Aquí ascendí a capitán y me casé con una villavejana de bastante buen
ver y no pobre del todo. ¿No es cierto, don Alejandro?
--Y se queda usted corto. Era de lo mejorcito de aquí... Y pasemos de
largo sobre ese punto, antes que empiece a dolerle como de costumbre.
--Bueno. Tuve dos hijos varones. En esto se armó lo de África; tentome
un poco el patriotismo y otro poco la ambición; conseguí, bajo cuerda y
sin que lo supiera mi mujer, que me mandaran allá; fuime, haciéndola
creer que me obligaban a ello; volví de comandante acabada la guerra;
destináronme a Barcelona con el regimiento a que pertenecía; y entre si
me convenía más dejar aquí la familia o llevarla conmigo, enviudé; vilo
todo de un solo color, y ese muy negro; disipáronse de repente todas mis
ambiciones; pedí el retiro, concediéronmele, y quedéme en Villavieja
donde había vivido muchos años, habían nacido mis hijos, y poseían, por
herencia de su madre, media docena de tejas y cuatro terrones. Poco
después, el señor don Alejandro, que siempre me había distinguido y
honrado con su amistad, quiso honrarme y favorecerme nuevamente dándome
plenos poderes para administrarle sus haciendas de aquí, que no son
pocas. Esto acabó de afirmar mis raíces en la tierra de mi pobre mujer,
raíces no muy agarradas ya desde que mis hijos, hoy oficiales del
ejército, se habían ido al colegio militar y yo me veía solo y
desocupado. Pero a todo se hace uno, Nieves, en esta breve y espinosa
vida. Yo me fui haciendo a mi soledad, y hasta he llegado a encontrarla
relativamente placentera. De ordinario, no soy melancólico: al
contrario, se me tiene por hombre feliz y regocijado. Yo no trato de
desmentir mi fama, por si es merecida, y, sobre todo, porque nada me
cuesta; y así vamos viviendo... y así soy, ni menos ni más. Conque ¿me
conoce usted ahora?
--Aunque no con tantas señas, bien conocido le tenía a usted, y estimado
en lo que merece.
--Muchas gracias... y vamos a rematar ahora el punto de las edades, que
quedó empezado antes de abrirse este paréntesis que acabo de cerrar.
--¡Canástoles, cómo le preocupa a usted ese punto, hombre! Pues
supongamos que se echa la cuenta y que me sale usted alcanzado en cuatro
años, o que los dos salimos pata; después de todo, ¿qué?
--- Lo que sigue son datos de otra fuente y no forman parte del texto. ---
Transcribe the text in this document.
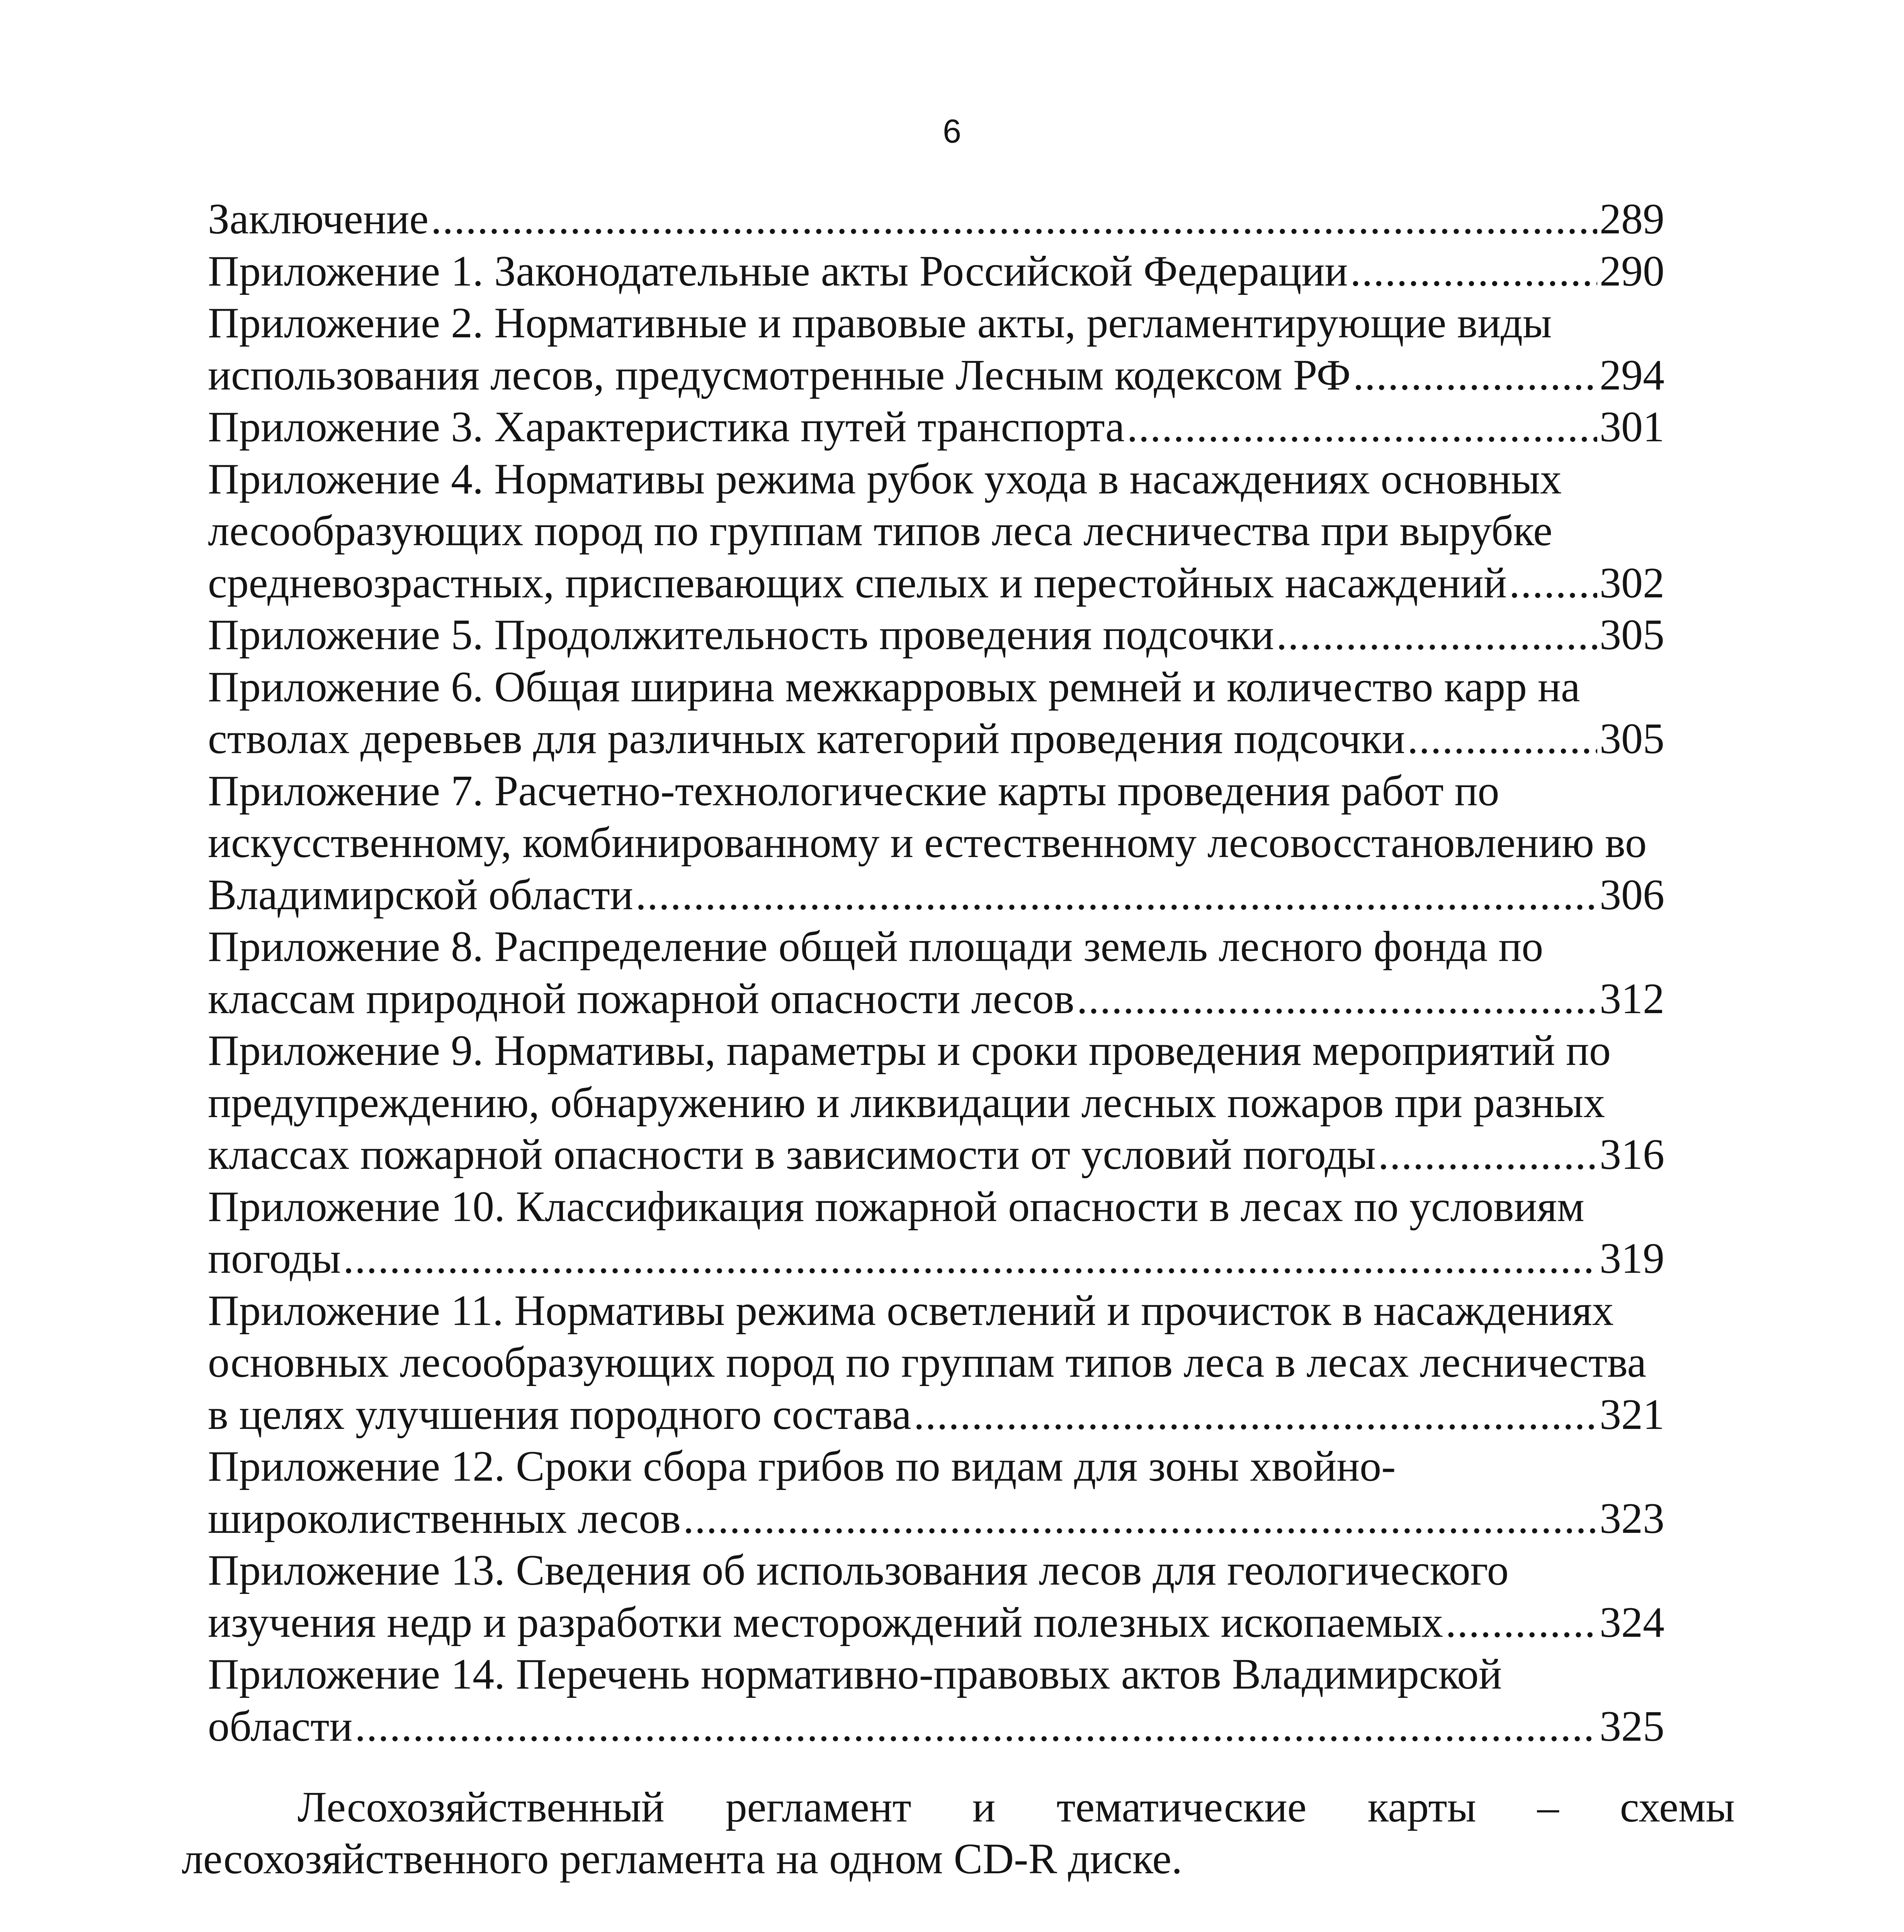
6
Заключение .....	289
Приложение 1. Законодательные акты Российской Федерации .....	290
Приложение 2. Нормативные и правовые акты, регламентирующие виды
использования лесов, предусмотренные Лесным кодексом РФ .....	294
Приложение 3. Характеристика путей транспорта .....	301
Приложение 4. Нормативы режима рубок ухода в насаждениях основных
лесообразующих пород по группам типов леса лесничества при вырубке
средневозрастных, приспевающих спелых и перестойных насаждений ..... 302
Приложение 5. Продолжительность проведения подсочки .....	305
Приложение 6. Общая ширина межкарровых ремней и количество карр на
стволах деревьев для различных категорий проведения подсочки .....	305
Приложение 7. Расчетно-технологические карты проведения работ по
искусственному, комбинированному и естественному лесовосстановлению во
Владимирской области .....	306
Приложение 8. Распределение общей площади земель лесного фонда по
классам природной пожарной опасности лесов .....	312
Приложение 9. Нормативы, параметры и сроки проведения мероприятий по
предупреждению, обнаружению и ликвидации лесных пожаров при разных
классах пожарной опасности в зависимости от условий погоды .....	316
Приложение 10. Классификация пожарной опасности в лесах по условиям
погоды .....	319
Приложение 11. Нормативы режима осветлений и прочисток в насаждениях
основных лесообразующих пород по группам типов леса в лесах лесничества
в целях улучшения породного состава .....	321
Приложение 12. Сроки сбора грибов по видам для зоны хвойно-
широколиственных лесов .....	323
Приложение 13. Сведения об использования лесов для геологического
изучения недр и разработки месторождений полезных ископаемых .....	324
Приложение 14. Перечень нормативно-правовых актов Владимирской
области .....	325
Лесохозяйственный регламент и тематические карты – схемы
лесохозяйственного регламента на одном CD-R диске.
Nadie tiene más
edad que la que representa.
--Eso, mi señor don Alejandro, puede ser, y usted perdone, una huida,
como otra cualquiera, del terreno, y desde luego no es exacto; y además,
como argumento, es aquí muy sospechoso.
--¡Vaya usted echando canela!
--Porque la hay a mano. Y a la prueba: me ve usted con esta facha algo
quijotesca, un si es no es acartonado, con el pelo y los bigotes
grises...
--Canos.
--Corriente: canos, al paso que usted, más metido en carnes que yo, con
el pellejo más reluciente, su estatura regular y de buen arte, tan
aseadito y curro, y tan recortaditas y cepilladas las blancas
patillas...
--¡Grises, don Claudio!... mírelas usted bien y juguemos limpio.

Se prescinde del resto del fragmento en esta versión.